A group at Boehringer Ingleheim has a paper out in J. Med. Chem. suggesting a simple NMR readout to see if a given compound is showing aggregation behavior. It looks useful, but there's one thing I would add to it. The authors mention that they used a simple sodium phosphate buffer for their experiments, and that similar trends were observed in others (for a "limited set of compounds"). But I've heard Tony Giannetti of Genentech speak on this subject before (with reference to his specialty, surface plasmon resonance assays), and he's been pretty adamant about how situation-dependent aggregation can be.
The Shoichet lab's "Aggregator Advisor" page agrees. My worry is that some people might read this new paper and be tempted to clean their screening sets out up front, but you could throw some useful compounds out that way. But aggregation, annoyingly, appears to be a case-by-case thing. Probably the best ways to guard against it are (1) see if your assay can be run with detergent in it to start with, and be prepared to vary the amount, and (2) take your screening hits of interest and check them out individually before you decide that you're on to something. This new NMR assay would be a good way to do that, using the buffer that your screen was run in.

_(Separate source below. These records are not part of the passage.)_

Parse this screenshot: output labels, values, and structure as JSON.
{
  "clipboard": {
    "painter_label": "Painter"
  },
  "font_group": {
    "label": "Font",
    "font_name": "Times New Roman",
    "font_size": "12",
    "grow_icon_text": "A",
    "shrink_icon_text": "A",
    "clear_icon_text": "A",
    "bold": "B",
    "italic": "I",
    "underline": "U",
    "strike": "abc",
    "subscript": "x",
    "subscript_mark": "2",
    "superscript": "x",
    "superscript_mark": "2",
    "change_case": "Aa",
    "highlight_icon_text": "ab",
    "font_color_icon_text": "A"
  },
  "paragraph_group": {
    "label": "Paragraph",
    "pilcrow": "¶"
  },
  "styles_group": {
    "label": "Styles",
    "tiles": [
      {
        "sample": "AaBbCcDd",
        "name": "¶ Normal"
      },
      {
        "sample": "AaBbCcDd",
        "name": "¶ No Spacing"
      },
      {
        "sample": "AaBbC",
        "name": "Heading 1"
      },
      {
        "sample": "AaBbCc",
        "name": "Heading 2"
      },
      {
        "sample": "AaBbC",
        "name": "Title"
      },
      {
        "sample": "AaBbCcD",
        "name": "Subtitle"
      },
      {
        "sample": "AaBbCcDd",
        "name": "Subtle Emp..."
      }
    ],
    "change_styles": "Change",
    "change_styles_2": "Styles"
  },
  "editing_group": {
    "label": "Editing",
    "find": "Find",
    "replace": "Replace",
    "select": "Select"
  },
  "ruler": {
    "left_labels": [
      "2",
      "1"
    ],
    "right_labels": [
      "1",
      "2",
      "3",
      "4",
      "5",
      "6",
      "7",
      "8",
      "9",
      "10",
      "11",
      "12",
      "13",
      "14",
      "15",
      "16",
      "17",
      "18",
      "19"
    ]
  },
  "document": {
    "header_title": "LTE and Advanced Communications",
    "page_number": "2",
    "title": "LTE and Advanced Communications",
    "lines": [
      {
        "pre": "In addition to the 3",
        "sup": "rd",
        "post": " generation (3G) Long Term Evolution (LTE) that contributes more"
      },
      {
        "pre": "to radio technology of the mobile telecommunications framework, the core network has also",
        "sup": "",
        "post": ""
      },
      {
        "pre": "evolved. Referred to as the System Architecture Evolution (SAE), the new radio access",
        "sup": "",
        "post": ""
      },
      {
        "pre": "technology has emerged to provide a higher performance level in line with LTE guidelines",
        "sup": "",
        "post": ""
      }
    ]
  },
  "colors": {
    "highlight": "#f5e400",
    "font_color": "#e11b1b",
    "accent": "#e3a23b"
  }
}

Another note that comes up in all discussions of aggregators is that while many of them are condition-specific, others have a wider range. Many "frequent hitter" compounds turn out to aggregate under a variety of conditions. In that case (because you've got empirical data from your own assays), it's really worth going back and flagging those things. It would seem worthwhile to go through any screening collection and pitch out the individual compounds that show up time and time again, since these are surely less likely to lead to anything useful. Some of these will, on closer inspection, turn out to be promiscuous aggregators, but there are other mechanisms for nastiness as well. In extreme cases, whole structural motifs should be given the fishy eye.